We now have cattrs. cattrs is my library for efficiently converting between unstructured and structured Python data. To simplify, cattrs ingests dictionaries and spits out classes, and ingests classes and spits out dictionaries. attrs classes are supported out of the box, but anything can be structured and unstructured. For example, the usage docs show how to convert Pendulum DateTime instances to strings, which can then be embedded in JSON.

cattrs uses converters to perform the actual transformations, so the un/structuring logic is not on the value objects themselves. This keeps the value objects leaner and allows you to use different rules for the same value object, depending on the context.

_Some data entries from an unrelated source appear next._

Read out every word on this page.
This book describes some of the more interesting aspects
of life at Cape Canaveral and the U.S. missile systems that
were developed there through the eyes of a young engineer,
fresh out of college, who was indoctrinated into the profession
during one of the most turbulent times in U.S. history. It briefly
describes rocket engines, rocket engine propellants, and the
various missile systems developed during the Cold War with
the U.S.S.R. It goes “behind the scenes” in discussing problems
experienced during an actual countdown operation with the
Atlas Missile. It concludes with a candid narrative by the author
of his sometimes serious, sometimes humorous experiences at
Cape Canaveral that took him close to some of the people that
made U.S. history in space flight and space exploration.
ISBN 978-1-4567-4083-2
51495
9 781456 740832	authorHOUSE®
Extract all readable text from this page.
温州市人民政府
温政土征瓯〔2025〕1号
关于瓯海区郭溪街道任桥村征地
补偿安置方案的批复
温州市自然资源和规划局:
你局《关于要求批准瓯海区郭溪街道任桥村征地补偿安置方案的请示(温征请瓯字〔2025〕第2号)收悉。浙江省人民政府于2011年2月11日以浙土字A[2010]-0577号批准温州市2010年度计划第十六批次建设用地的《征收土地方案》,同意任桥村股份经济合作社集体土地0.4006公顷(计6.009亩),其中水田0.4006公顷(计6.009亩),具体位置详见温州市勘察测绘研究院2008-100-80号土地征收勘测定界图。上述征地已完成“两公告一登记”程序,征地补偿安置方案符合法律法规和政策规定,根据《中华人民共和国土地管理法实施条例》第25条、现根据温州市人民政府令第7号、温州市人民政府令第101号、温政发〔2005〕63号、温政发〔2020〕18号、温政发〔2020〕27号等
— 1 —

So cattrs is the missing layer between our existing unstructured infrastructure (our JSON/msgpack/bson/whatever libraries) and the rich attrs ecosystem, and the Python type system in general. (cattrs goes to efforts to support higher-level Python type concepts, like enumerations and unions.)

I believe this functionality is sufficiently complex for it to have a layer of its own and that it doesn't really make sense for lower-level infrastructure (like JSON libraries) to implement it itself, since the conversion rules between higher-level components (like Pendulum DateTimes) and their serialized representations need to be very customizable. (In other words, there's a million ways of dumping DateTimes to JSON.)

Also, if the unstructured layer only concerns itself with creating unstructured data, the structuring logic can be in one place. In other words, if you use ujson + cattrs, you can easily switch to msgpack + cattrs later (or at the same time).

Putting it all to use

Let's try putting this to use. Let's say we want to load a movie from a JSON HTTP endpoint.

First, define our value object in code. This serves as documentation, runtime information for cattrs, and type information for Mypy.

@attr.frozen
class Movie:
    name: str
    year: int

Second, grab the unstructured JSON payload.

>>> payload = httpx.get('http://my-movie-url.com/movie').json()

Third, structure the data into our value object (this will throw exceptions if the data is not the shape we expect). If our data is not exotic and doesn't require manual customization, we can just import structure from cattr and use that.

>>> movie = cattr.structure(payload, Movie)

Done!

Addendum: What should dictionaries actually be used for?

The attrs docs already have a great section on what dictionaries should be, so I'll be short in adding my two cents.

If the value type of your dictionary is any sort of union, it's not really a dictionary but a value object in disguise. For the movie example, the type of the dictionary would be dict[str, Union[str, int]], and that's a tell-tale sign something's off (and the raison d'etre for TypedDict). A true dictionary would, for example, be a mapping of IDs to Movies (if movies had IDs), the type of which would be dict[int, Movie]. There's no way to turn this kind of data into a class.